Un effondrement progressif et inquiétant
Au Qatar, dimanche dernier, Ferrari a probablement livré une de ses pires prestations en termes de vitesse pure. Leclerc 10ᵉ des qualifications et Hamilton 18ᵉ.
Pire : quelque soit l’issue de la course à Abou Dhabi, Ferrari terminera 4ème du championnat du monde des constructeurs. Avec 230 points, Leclerc restera 5ème. Hamilton 6ème avec 152 points pourrait passer 7ème car Antonelli, sur une Mercedes en forme, le suit à 2 points derrière.
S’il est de bon ton de brandir Lewis Hamilton comme cause de tous les maux, comme cela a pu être sous-entendu par John Elkann et certains observateurs proches de Ferrari, la Ferrari cuvée 2025 est tout simplement ratée. Foncièrement ratée.
Ni Leclerc ni Hamilton ne parviennent à trouver le mode d’emploi et cette saison 2025 devrait se terminer vierge de toute victoire.
Qu’attendre de 2026 ?
2026 devra être l’année de la rédemption pour Ferrari. Certaines individualités jouent probablement leur place, à l’image de Lewis Hamilton, qui ne s’enlisera pas une année de plus dans un éventuel bourbier.
Frédéric Vasseur, de plus en plus décrié également, sera dans l’œil du viseur et risque fort de sauter en cas de nouvelle déconvenue. Il s’ajouterait à la très longue liste des directeurs de Ferrari F1.

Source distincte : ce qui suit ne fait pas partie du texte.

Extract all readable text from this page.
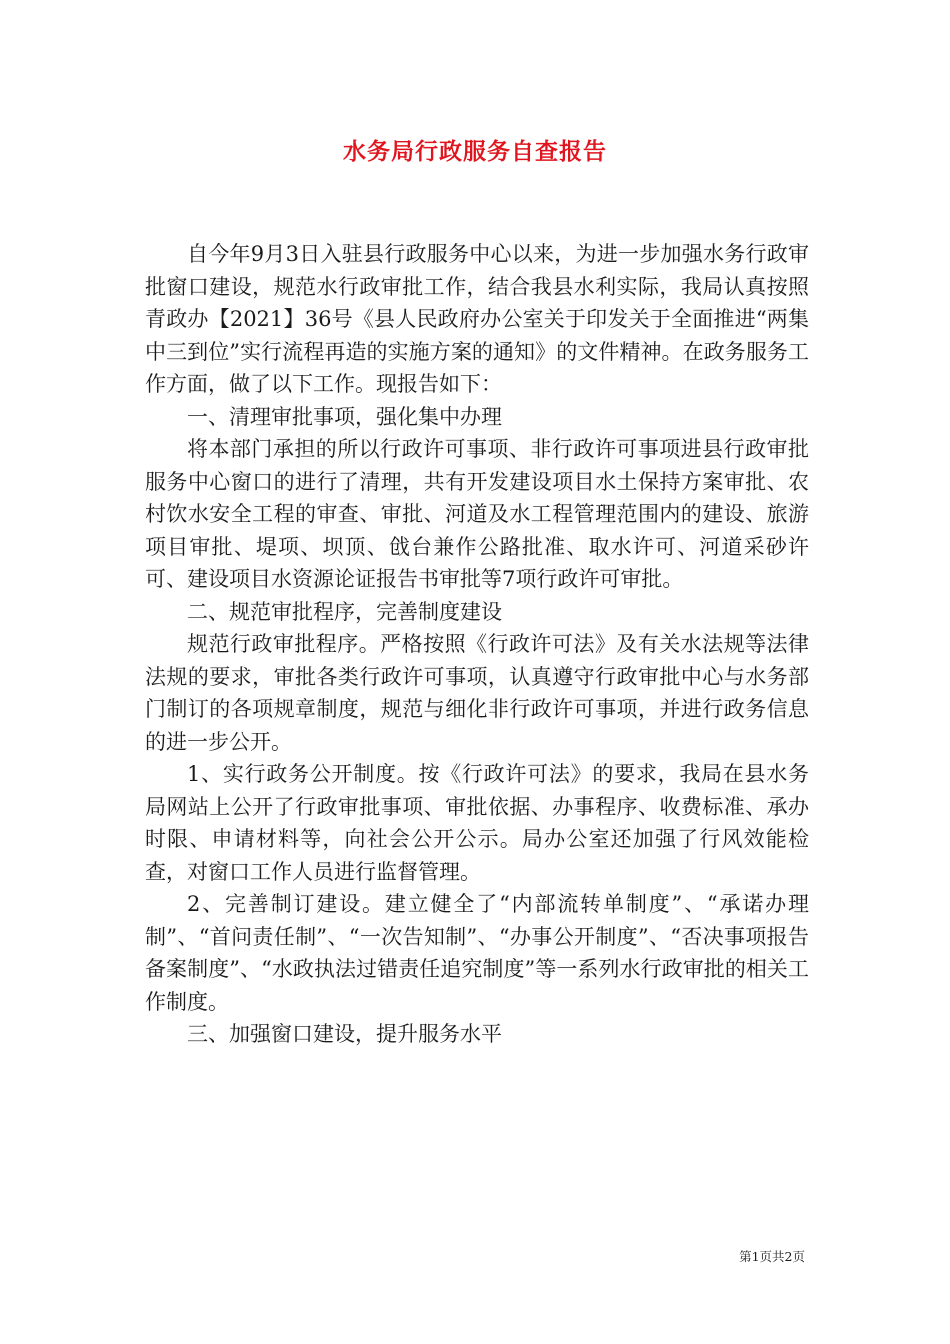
水务局行政服务自查报告

自今年9月3日入驻县行政服务中心以来，为进一步加强水务行政审批窗口建设，规范水行政审批工作，结合我县水利实际，我局认真按照青政办【2021】36号《县人民政府办公室关于印发关于全面推进“两集中三到位”实行流程再造的实施方案的通知》的文件精神。在政务服务工作方面，做了以下工作。现报告如下：

一、清理审批事项，强化集中办理

将本部门承担的所以行政许可事项、非行政许可事项进县行政审批服务中心窗口的进行了清理，共有开发建设项目水土保持方案审批、农村饮水安全工程的审查、审批、河道及水工程管理范围内的建设、旅游项目审批、堤项、坝顶、戗台兼作公路批准、取水许可、河道采砂许可、建设项目水资源论证报告书审批等7项行政许可审批。

二、规范审批程序，完善制度建设

规范行政审批程序。严格按照《行政许可法》及有关水法规等法律法规的要求，审批各类行政许可事项，认真遵守行政审批中心与水务部门制订的各项规章制度，规范与细化非行政许可事项，并进行政务信息的进一步公开。

1、实行政务公开制度。按《行政许可法》的要求，我局在县水务局网站上公开了行政审批事项、审批依据、办事程序、收费标准、承办时限、申请材料等，向社会公开公示。局办公室还加强了行风效能检查，对窗口工作人员进行监督管理。

2、完善制订建设。建立健全了“内部流转单制度”、“承诺办理制”、“首问责任制”、“一次告知制”、“办事公开制度”、“否决事项报告备案制度”、“水政执法过错责任追究制度”等一系列水行政审批的相关工作制度。

三、加强窗口建设，提升服务水平

第1页共2页
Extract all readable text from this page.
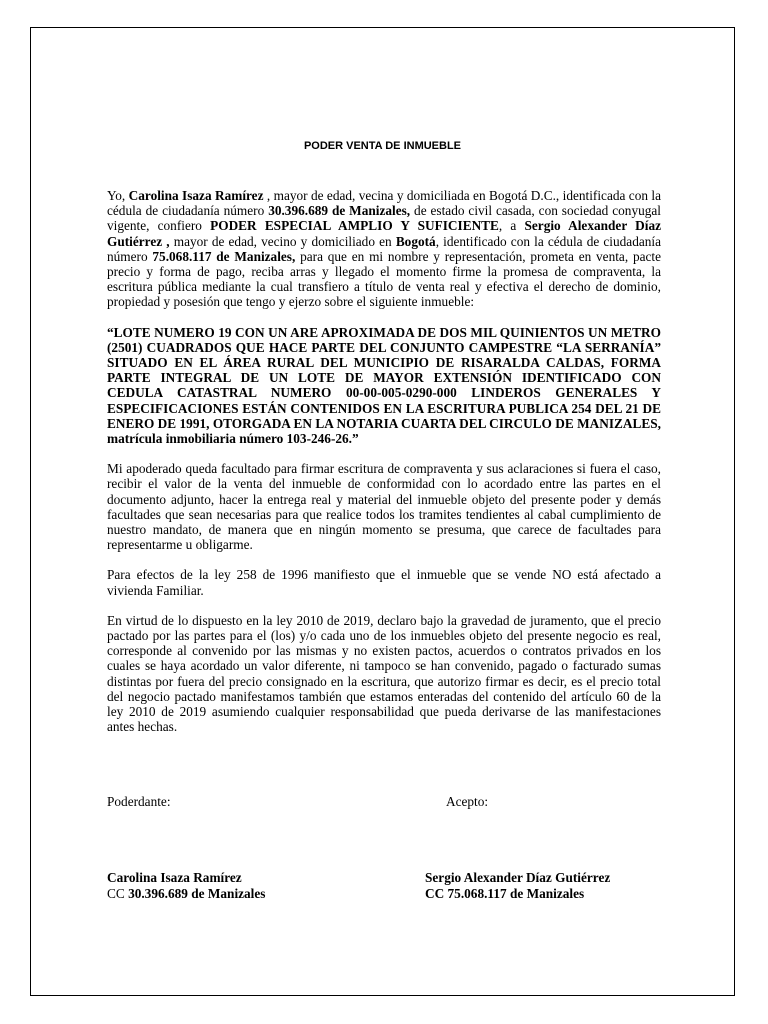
PODER VENTA DE INMUEBLE

Yo, Carolina Isaza Ramírez , mayor de edad, vecina y domiciliada en Bogotá D.C., identificada con la cédula de ciudadanía número 30.396.689 de Manizales, de estado civil casada, con sociedad conyugal vigente, confiero PODER ESPECIAL AMPLIO Y SUFICIENTE, a Sergio Alexander Díaz Gutiérrez , mayor de edad, vecino y domiciliado en Bogotá, identificado con la cédula de ciudadanía número 75.068.117 de Manizales, para que en mi nombre y representación, prometa en venta, pacte precio y forma de pago, reciba arras y llegado el momento firme la promesa de compraventa, la escritura pública mediante la cual transfiero a título de venta real y efectiva el derecho de dominio, propiedad y posesión que tengo y ejerzo sobre el siguiente inmueble:

“LOTE NUMERO 19 CON UN ARE APROXIMADA DE DOS MIL QUINIENTOS UN METRO (2501) CUADRADOS QUE HACE PARTE DEL CONJUNTO CAMPESTRE “LA SERRANÍA” SITUADO EN EL ÁREA RURAL DEL MUNICIPIO DE RISARALDA CALDAS, FORMA PARTE INTEGRAL DE UN LOTE DE MAYOR EXTENSIÓN IDENTIFICADO CON CEDULA CATASTRAL NUMERO 00-00-005-0290-000 LINDEROS GENERALES Y ESPECIFICACIONES ESTÁN CONTENIDOS EN LA ESCRITURA PUBLICA 254 DEL 21 DE ENERO DE 1991, OTORGADA EN LA NOTARIA CUARTA DEL CIRCULO DE MANIZALES, matrícula inmobiliaria número 103-246-26.”

Mi apoderado queda facultado para firmar escritura de compraventa y sus aclaraciones si fuera el caso, recibir el valor de la venta del inmueble de conformidad con lo acordado entre las partes en el documento adjunto, hacer la entrega real y material del inmueble objeto del presente poder y demás facultades que sean necesarias para que realice todos los tramites tendientes al cabal cumplimiento de nuestro mandato, de manera que en ningún momento se presuma, que carece de facultades para representarme u obligarme.

Para efectos de la ley 258 de 1996 manifiesto que el inmueble que se vende NO está afectado a vivienda Familiar.

En virtud de lo dispuesto en la ley 2010 de 2019, declaro bajo la gravedad de juramento, que el precio pactado por las partes para el (los) y/o cada uno de los inmuebles objeto del presente negocio es real, corresponde al convenido por las mismas y no existen pactos, acuerdos o contratos privados en los cuales se haya acordado un valor diferente, ni tampoco se han convenido, pagado o facturado sumas distintas por fuera del precio consignado en la escritura, que autorizo firmar es decir, es el precio total del negocio pactado manifestamos también que estamos enteradas del contenido del artículo 60 de la ley 2010 de 2019 asumiendo cualquier responsabilidad que pueda derivarse de las manifestaciones antes hechas.

Poderdante:	Acepto:
Carolina Isaza Ramírez
CC 30.396.689 de Manizales
Sergio Alexander Díaz Gutiérrez
CC 75.068.117 de Manizales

Il y a cependant des raisons d’y croire sans verser dans l’utopie.
La nouvelle réglementation technique pourrait redistribuer les cartes, puisque chaque équipe repartira pour ainsi dire d’une feuille blanche sur le plan mécanique et aérodynamique, mais ce n’est pas acquis.
Vasseur devra donc fournir des résultats et contenter les tifosi, de plus en plus agacés par la débandade rouge.
Les pilotes face au défi des nouvelles règles
Lewis Hamilton devra, lui aussi, corriger le tir, et la quasi-disparition de l’effet de sol, auquel il ne s’est vraisemblablement jamais vraiment adapté, aura peut-être l’effet attendu : le retour du hammer time du septuple champion du monde. Pas impossible du tout, mais seul l’avenir le dira.
Charles Leclerc, apparu plusieurs fois agacé et désabusé, devrait répondre présent si la monoplace parvient à relever le défi des nouvelles règles techniques. Le Monégasque a toujours faim, mais finira par se lasser définitivement si les choses ne bougent pas.
Terminer le calvaire et viser la reconstruction
En attendant, il reste à terminer ce chemin de croix à Abou Dhabi, à trouver la motivation pour éviter une énième humiliation et conclure avec les deux voitures dans les points. Au vu du championnat tel qu’il s’est déroulé, rien de plus ne sera demandé à la Scuderia Ferrari.
Le cheval cabré devra à nouveau galoper vers la victoire en 2026.
C’est une obligation stricte et sans appel.